It’s Friday so the first email of the day is generally from my mate Alexa who contacts me once a week to suggest some of the things it can do to help me get through my week. Among today’s suggestions is one that I create a to-do list – no thanks, I prefer a piece of paper so I can have the pleasure of crossing things off. Apparently it can also help me with what to do with spinach (handy, mine’s romping away in the garden), tell me a joke (they are never very funny) and control my heating (er, have you seen the predicted temperature today?) We got our first smart speaker some time ago and this was joined latterly by three others scattered around the house. It’s most regularly used functions chez nous is for checking the weather forecast. It is also used for, setting kitchen timers, displaying holiday photographs (we have an Echo Show as one of the quartet) and tuning into radio stations quickly without all that tedious knob twiddling. I can’t say they are ever used much for phone calls and for one to one conversations and it’s here that I perhaps differ from the central figure in Tim Price’s play Isla from Theatre Clwyd as he comes, albeit reluctantly, to learn how to use his own device for such purposes.
Widower Roger lives on his own and as the setting is mid pandemic this really means on his own, having little to no contact with the outside world. Concerned daughter Erin gets him a smart device to keep his daily pill regimen on track and out of a sense of guilt because her own busy life style means she is unable to give him the attention that deep down she knows he needs. Roger is – in the way of these things – resistant as he has his own daily routines which act as triggering reminders and finds encroaching technology something of a threat. But of course, it’s not long before he is treating it as a member of the household using it as a confidante/confessional and as way of reminiscing about past. It all seems a bit tame and aimless with an emphasis on the disconnect between man and machine, but the play is hiding a cunning sting and the second half takes a significantly darker turn. Once a success (at least that’s what he thinks) Roger is now medically unstable and starting to be at the mercy of his own frailties. He’s also a bit of a relic of a different era and it’s this that really turns out to be the subject of the piece.

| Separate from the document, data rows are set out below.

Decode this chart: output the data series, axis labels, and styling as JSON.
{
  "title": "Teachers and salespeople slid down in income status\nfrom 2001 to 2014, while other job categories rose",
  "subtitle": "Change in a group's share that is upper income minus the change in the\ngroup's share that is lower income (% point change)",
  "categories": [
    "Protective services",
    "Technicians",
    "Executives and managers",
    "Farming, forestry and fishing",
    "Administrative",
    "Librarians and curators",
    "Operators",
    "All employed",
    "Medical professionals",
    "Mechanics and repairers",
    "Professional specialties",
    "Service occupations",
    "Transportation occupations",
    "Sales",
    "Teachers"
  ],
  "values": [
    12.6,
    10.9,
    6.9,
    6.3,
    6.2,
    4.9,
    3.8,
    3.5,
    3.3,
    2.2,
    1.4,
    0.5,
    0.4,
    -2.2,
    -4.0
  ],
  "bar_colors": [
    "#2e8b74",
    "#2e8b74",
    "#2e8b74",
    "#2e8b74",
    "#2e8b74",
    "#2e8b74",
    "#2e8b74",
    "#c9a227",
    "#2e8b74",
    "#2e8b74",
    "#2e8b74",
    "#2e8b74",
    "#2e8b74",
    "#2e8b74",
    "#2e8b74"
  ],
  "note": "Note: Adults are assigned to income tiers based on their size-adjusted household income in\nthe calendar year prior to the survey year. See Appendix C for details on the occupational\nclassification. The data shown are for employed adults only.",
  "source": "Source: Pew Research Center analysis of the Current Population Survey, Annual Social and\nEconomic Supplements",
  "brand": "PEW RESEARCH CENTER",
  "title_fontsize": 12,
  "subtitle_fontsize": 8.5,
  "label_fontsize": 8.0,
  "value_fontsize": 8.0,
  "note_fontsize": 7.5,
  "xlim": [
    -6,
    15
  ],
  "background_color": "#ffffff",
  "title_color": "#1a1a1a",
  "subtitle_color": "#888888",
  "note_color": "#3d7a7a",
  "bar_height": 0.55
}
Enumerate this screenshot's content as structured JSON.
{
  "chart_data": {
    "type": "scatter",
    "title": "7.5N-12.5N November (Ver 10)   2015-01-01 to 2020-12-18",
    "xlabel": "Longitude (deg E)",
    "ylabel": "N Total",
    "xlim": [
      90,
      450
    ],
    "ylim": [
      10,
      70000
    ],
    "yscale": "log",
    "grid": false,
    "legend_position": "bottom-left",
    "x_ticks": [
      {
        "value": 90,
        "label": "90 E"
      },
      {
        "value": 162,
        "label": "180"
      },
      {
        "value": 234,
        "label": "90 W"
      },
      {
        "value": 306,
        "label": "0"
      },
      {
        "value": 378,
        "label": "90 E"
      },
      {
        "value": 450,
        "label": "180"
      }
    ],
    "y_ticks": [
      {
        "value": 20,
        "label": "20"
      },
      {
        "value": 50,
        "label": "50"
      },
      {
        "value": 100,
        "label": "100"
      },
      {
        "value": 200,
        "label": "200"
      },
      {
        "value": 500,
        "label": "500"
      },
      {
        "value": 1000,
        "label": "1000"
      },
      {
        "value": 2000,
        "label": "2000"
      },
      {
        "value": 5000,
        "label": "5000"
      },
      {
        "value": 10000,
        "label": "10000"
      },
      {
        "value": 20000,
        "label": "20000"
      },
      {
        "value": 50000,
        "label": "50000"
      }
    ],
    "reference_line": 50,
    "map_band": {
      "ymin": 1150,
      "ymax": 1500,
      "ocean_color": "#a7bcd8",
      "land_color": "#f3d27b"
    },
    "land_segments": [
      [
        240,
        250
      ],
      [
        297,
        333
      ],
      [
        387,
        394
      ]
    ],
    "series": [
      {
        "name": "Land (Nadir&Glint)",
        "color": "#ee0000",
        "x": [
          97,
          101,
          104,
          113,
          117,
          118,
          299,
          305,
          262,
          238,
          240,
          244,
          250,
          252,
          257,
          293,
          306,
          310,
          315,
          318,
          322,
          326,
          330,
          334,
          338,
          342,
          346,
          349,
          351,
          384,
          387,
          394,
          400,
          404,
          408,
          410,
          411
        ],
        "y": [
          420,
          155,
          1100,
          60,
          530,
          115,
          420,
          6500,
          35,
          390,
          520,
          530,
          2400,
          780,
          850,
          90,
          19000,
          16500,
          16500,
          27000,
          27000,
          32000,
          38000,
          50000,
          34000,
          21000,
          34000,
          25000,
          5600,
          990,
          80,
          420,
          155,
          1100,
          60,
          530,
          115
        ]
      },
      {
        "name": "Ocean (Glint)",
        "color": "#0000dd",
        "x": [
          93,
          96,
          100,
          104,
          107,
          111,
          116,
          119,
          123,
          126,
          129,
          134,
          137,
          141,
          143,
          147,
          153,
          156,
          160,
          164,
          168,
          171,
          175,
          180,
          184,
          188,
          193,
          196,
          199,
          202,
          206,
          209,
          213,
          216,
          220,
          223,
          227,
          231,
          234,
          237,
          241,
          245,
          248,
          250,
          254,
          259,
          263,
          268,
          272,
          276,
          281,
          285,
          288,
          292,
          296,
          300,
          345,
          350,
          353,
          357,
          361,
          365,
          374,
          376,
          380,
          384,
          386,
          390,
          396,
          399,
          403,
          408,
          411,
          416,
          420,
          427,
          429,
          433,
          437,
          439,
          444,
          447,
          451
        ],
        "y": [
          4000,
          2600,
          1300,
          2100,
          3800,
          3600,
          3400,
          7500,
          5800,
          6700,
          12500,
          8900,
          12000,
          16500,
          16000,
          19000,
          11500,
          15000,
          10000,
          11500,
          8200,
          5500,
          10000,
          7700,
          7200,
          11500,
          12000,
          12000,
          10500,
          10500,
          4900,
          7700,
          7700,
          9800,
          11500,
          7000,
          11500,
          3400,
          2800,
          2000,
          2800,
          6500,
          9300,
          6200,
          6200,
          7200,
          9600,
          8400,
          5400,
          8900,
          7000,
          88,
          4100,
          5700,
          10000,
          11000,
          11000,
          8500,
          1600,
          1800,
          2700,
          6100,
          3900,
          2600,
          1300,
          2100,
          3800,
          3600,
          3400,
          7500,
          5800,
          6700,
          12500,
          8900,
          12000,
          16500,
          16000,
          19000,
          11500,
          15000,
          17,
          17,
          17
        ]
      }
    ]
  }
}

His banter/abuse (take your pick) of Isla becomes the subject of a public exposé of his prejudices when, in a Black Mirror twist, hackers reproduce his language choices on his daughter’s social media page – she being the registered keeper of the device. This drives a rift between the pair and leads to some interesting and lively debate about the derivations and perpetration of sexist and abusive language as father and daughter openly clash. And then Roger receives a visit from the police, not to arrest him but to try and educate him in the manner, as he observes, of one of those driving courses about speed awareness. This section features a nicely understated turn from Catrin Aaron who quietly but firmly leaves Roger, and by extension us, in a rather more informed position; though we don’t get the celebratory balloon. As Aaron is also the voice of Isla there is a nice sense of irony about all this.

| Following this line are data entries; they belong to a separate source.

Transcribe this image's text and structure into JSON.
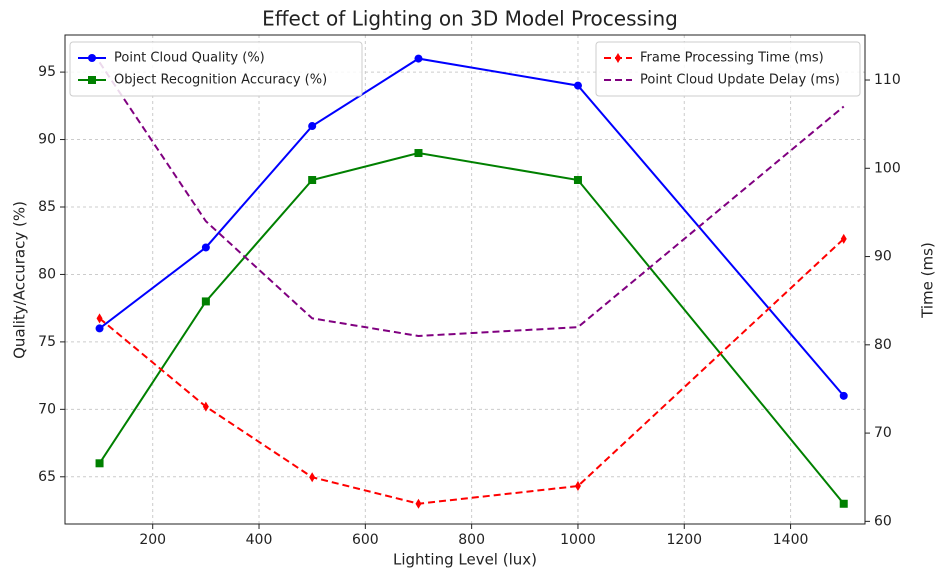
{
  "chart_data": {
    "type": "line",
    "title": "Effect of Lighting on 3D Model Processing",
    "xlabel": "Lighting Level (lux)",
    "ylabel": "Quality/Accuracy (%)",
    "y2label": "Time (ms)",
    "x": [
      100,
      300,
      500,
      700,
      1000,
      1500
    ],
    "series": [
      {
        "name": "Point Cloud Quality (%)",
        "color": "#0000ff",
        "marker": "circle",
        "linestyle": "solid",
        "values": [
          76,
          82,
          91,
          96,
          94,
          71
        ]
      },
      {
        "name": "Object Recognition Accuracy (%)",
        "color": "#008000",
        "marker": "square",
        "linestyle": "solid",
        "values": [
          66,
          78,
          87,
          89,
          87,
          63
        ]
      },
      {
        "name": "Frame Processing Time (ms)",
        "color": "#ff0000",
        "marker": "diamond",
        "linestyle": "dashed",
        "axis": "y2",
        "values": [
          83,
          73,
          65,
          62,
          64,
          92
        ]
      },
      {
        "name": "Point Cloud Update Delay (ms)",
        "color": "#800080",
        "marker": "none",
        "linestyle": "dashed",
        "axis": "y2",
        "values": [
          112,
          94,
          83,
          81,
          82,
          107
        ]
      }
    ],
    "xlim": [
      35,
      1540
    ],
    "xticks": [
      200,
      400,
      600,
      800,
      1000,
      1200,
      1400
    ],
    "ylim": [
      61.5,
      97.75
    ],
    "yticks": [
      65,
      70,
      75,
      80,
      85,
      90,
      95
    ],
    "y2lim": [
      59.7,
      115.1
    ],
    "y2ticks": [
      60,
      70,
      80,
      90,
      100,
      110
    ],
    "grid": true,
    "legend": "upper left",
    "legend2": "upper right"
  }
}
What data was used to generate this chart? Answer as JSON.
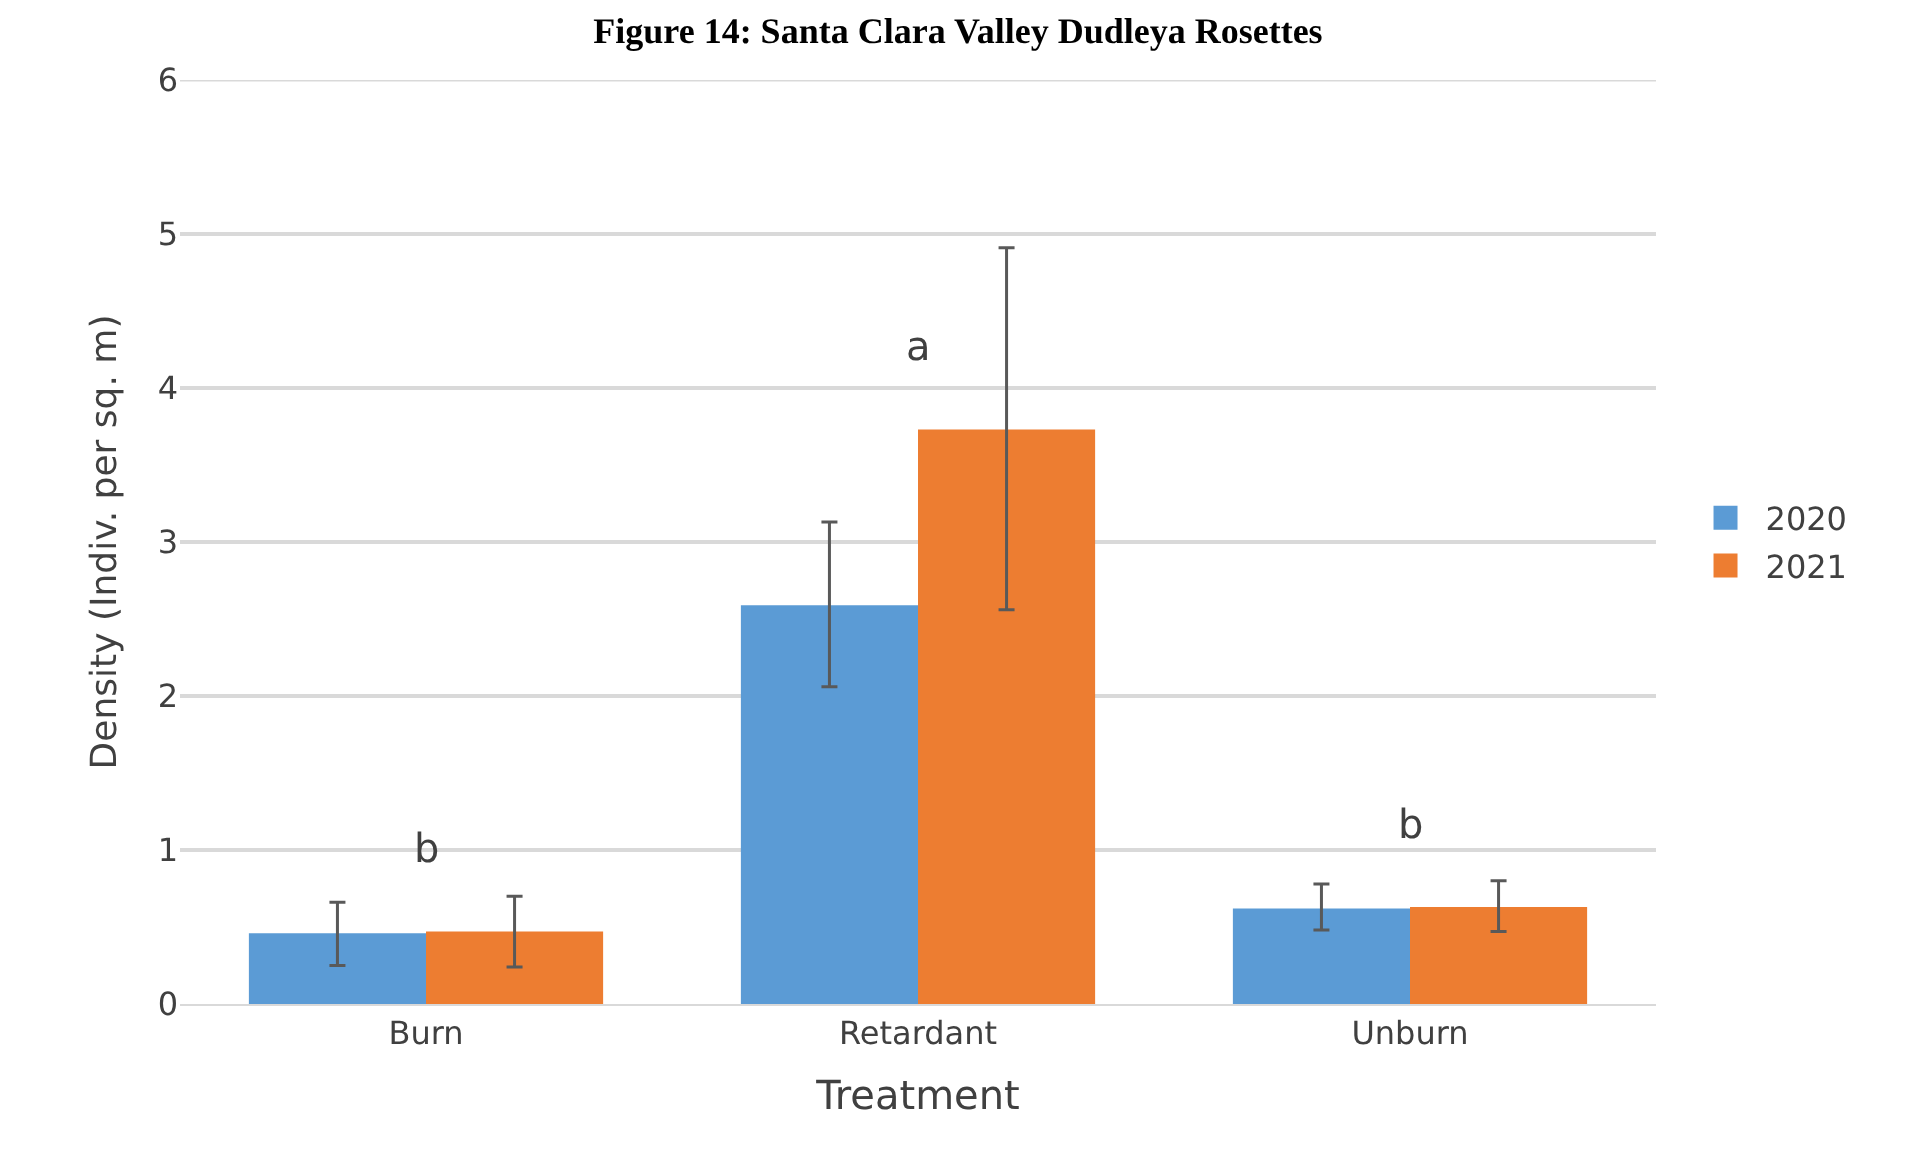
{
  "chart_data": {
    "type": "bar",
    "title": "Figure 14: Santa Clara Valley Dudleya Rosettes",
    "xlabel": "Treatment",
    "ylabel": "Density (Indiv. per sq. m)",
    "categories": [
      "Burn",
      "Retardant",
      "Unburn"
    ],
    "series": [
      {
        "name": "2020",
        "color": "#5b9bd5",
        "values": [
          0.46,
          2.59,
          0.62
        ],
        "errors": [
          [
            0.25,
            0.66
          ],
          [
            2.06,
            3.13
          ],
          [
            0.48,
            0.78
          ]
        ]
      },
      {
        "name": "2021",
        "color": "#ed7d31",
        "values": [
          0.47,
          3.73,
          0.63
        ],
        "errors": [
          [
            0.24,
            0.7
          ],
          [
            2.56,
            4.91
          ],
          [
            0.47,
            0.8
          ]
        ]
      }
    ],
    "ylim": [
      0,
      6
    ],
    "yticks": [
      0,
      1,
      2,
      3,
      4,
      5,
      6
    ],
    "grid": "y",
    "legend": "right",
    "annotations": [
      "b",
      "a",
      "b"
    ]
  }
}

Father and daughter are played by Mark Lambert and Lisa Zahra; both are very good at delineating the family dynamic which has been radically shifted after the demise of the wife/mother and is still being renegotiated and reconstructed. Lambert, in particular, has some very strong moments when he is essentially monologuing and looks generally bewildered by what is happening to him. He also avoids the Victor Meldrew pastiche which could so easily have been forthcoming. I’m not quite sure I totally bought the denouement but it’s a cleverly organised commentary on the changing social landscape winningly directed by Tamara Harvey to sit alongside some of her other theatre online achievements, notably the cracking pairing of What A Carve Up and The Picture Of Dorian Gray. Although Isla is rather more low key it has plenty to say about the modern condition and our use of language. It certainly had me thinking more carefully about how I checked the weather forecast this morning – scorchio, but you’re probably already aware of that!